Conversion rate optimization (CRO) is a vital aspect of B2B marketing strategies. It focuses on improving the percentage of website visitors or leads who take a desired action, such as making a purchase, filling out a form, or requesting a demo. To drive effective CRO, businesses need to leverage their B2B data to uncover valuable insights and generate hypotheses.
In this blog post, we’ll explore what we mean by a hypothesis and the process of turning B2B data into one, plus its significance in enhancing business growth and innovation.
First off, a hypothesis is a proposed explanation or statement that suggests a possible relationship between variables or events. It serves as a starting point for scientific research or investigation, aiming to explain a phenomenon or predict an outcome. In this instance, we’re talking about a hypothesis based on data available to a business and how you would take that insight to make strategic decisions.
1. Collecting and Analyzing B2B Data
To initiate the process, businesses need to gather relevant B2B data related to their website, marketing campaigns, and sales funnel. This includes information on website traffic, visitor behavior, landing page performance, conversion funnels, and customer interactions. By utilizing web analytics tools like Google Analytics, CRM systems, marketing automation platforms, and other tools in the tech stack like Hotjar, businesses can collect and analyze the data to gain valuable insights.
2. Identifying Conversion Roadblocks
Then, businesses need to analyze the collected B2B data to identify potential roadblocks or areas of improvement in the conversion process. Look for patterns, drop-off points, or bottlenecks that hinder stop prospects from completing the desired action on your site. For example, high bounce rates on specific pages, low engagement with certain content, or a significant drop in conversions at a particular stage of the sales funnel. These insights help pinpoint where optimization efforts should be focused. It’s always recommended to start wide, where the low-hanging fruit is, as improving these high-volume areas first enables you to make the most impact.

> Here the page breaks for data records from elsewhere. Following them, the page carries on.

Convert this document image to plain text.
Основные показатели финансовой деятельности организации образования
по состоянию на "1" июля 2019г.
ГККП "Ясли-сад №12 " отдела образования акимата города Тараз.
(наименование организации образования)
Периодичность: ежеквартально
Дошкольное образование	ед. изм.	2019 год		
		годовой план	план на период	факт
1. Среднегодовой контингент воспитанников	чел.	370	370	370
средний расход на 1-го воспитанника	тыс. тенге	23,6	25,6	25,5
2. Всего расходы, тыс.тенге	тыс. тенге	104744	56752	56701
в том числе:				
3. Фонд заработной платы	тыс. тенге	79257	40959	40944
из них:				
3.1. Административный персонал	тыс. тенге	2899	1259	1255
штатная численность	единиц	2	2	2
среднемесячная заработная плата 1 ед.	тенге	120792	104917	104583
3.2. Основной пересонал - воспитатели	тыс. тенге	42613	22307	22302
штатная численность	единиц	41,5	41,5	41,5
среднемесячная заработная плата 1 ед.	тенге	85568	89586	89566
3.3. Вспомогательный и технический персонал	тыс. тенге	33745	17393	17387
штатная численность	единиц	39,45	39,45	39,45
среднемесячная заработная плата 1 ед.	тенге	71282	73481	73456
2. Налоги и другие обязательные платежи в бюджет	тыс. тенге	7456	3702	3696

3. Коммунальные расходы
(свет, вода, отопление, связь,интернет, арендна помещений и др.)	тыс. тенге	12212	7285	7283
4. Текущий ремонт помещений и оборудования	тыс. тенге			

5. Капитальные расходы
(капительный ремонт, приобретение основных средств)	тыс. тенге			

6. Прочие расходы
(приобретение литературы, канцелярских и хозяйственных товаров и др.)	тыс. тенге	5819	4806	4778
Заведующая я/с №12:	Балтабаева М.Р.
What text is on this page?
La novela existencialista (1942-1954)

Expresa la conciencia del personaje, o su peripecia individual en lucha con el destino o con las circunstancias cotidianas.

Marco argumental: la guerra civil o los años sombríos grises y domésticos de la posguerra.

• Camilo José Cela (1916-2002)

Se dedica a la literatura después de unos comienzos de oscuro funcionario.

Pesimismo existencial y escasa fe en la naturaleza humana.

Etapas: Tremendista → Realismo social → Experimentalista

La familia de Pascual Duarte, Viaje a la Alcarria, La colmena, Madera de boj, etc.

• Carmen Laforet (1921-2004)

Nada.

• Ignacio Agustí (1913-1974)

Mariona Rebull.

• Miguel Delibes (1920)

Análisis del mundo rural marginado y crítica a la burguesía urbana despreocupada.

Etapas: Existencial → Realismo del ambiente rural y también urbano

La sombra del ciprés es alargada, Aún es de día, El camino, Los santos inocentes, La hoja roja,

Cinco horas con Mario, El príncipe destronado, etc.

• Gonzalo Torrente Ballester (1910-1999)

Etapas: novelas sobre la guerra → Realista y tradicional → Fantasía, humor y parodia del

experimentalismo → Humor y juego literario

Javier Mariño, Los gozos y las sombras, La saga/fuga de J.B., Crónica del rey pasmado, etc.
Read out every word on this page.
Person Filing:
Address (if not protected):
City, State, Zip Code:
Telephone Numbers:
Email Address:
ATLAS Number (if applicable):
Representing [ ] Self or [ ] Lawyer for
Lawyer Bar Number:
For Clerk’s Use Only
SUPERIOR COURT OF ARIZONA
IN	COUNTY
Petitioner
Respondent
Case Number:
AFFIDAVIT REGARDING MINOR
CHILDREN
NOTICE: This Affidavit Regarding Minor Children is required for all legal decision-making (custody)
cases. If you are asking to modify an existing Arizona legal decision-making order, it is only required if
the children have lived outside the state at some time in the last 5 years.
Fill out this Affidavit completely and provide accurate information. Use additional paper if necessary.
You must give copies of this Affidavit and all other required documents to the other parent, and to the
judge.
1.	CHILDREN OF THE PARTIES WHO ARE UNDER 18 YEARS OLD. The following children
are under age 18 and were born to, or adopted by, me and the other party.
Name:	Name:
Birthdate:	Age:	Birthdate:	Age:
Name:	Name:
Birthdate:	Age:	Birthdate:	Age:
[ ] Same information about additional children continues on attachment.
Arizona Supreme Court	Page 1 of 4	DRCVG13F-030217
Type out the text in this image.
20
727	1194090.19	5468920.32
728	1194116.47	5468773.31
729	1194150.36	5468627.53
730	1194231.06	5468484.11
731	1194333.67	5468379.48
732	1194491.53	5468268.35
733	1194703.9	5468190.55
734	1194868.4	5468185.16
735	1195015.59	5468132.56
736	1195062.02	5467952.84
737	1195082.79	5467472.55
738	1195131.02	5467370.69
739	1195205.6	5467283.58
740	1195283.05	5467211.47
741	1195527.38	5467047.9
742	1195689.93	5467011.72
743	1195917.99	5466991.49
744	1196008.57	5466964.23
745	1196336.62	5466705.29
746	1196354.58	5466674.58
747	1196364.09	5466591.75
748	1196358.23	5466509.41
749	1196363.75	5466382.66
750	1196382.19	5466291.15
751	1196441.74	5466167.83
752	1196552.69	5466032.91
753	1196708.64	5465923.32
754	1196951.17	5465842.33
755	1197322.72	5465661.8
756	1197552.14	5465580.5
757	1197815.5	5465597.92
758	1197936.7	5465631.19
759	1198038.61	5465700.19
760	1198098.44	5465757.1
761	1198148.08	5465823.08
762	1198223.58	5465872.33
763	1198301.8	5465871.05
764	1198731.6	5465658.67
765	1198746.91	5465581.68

3. Formulating Research Questions
Once conversion roadblocks are identified, formulate research questions that address these specific challenges. Research questions should be based on the data analysis and should align with the company’s conversion objectives. For example, “Does simplifying the checkout process lead to higher conversion rates?” or “What impact does personalized content have on lead generation?”
4. Generating Hypotheses
Using the research questions as a guide, generate hypotheses that propose potential solutions or explanations for improving conversion rates. Hypotheses should be specific, measurable, and actionable. They can be derived from previous research, industry best practices, or innovative ideas based on the available data. For instance, “Shortening the contact forms from six fields to three will increase the conversion rate by 15%,” or “Tailoring page content based on buyer personas will lead to a 20% increase in lead generation.”
5. Designing Experiments and AB Tests
To test the hypotheses, design experiments or AB tests that allow for a controlled comparison between the current setup and the proposed changes. Determine the variables to be tested, such as the messaging, imagery, or calls-to-action. Split the traffic or leads into different groups and present each group with a different version of the website, page, or form. This allows for the measurement of the impact of the changes on the conversion rates. In Webeo you can do this using the Experimentation function, which will automatically split-test your campaign audience at percentages chosen by you.
6. Analyzing Results and Drawing Insights
Collect data from the experiments and analyze the results to draw meaningful insights. Compare the conversion rates, engagement metrics, and other relevant data between the control group and the experimental group. Once you’ve reached statistical significance with your data, where the test shows reliable data supporting the changes have a significant impact on the desired actions, you can identify which hypotheses were supported and which ones require further refinement or testing.
7. Iterating and Implementing Optimizations
Iterate the process by refining the hypotheses based on the analysis and insights gained. Implement successful optimizations across the website or marketing campaigns to maximize conversions. Monitor the impact of the changes over time and continue to gather data for ongoing analysis and further optimization efforts.
To summarize, turning B2B data into hypotheses for conversion rate optimization is a data-driven approach that empowers businesses to unlock the potential for improving conversion rates and driving revenue growth and is a reliable, strategic approach to improving return on investment from your website and the channels driving traffic there.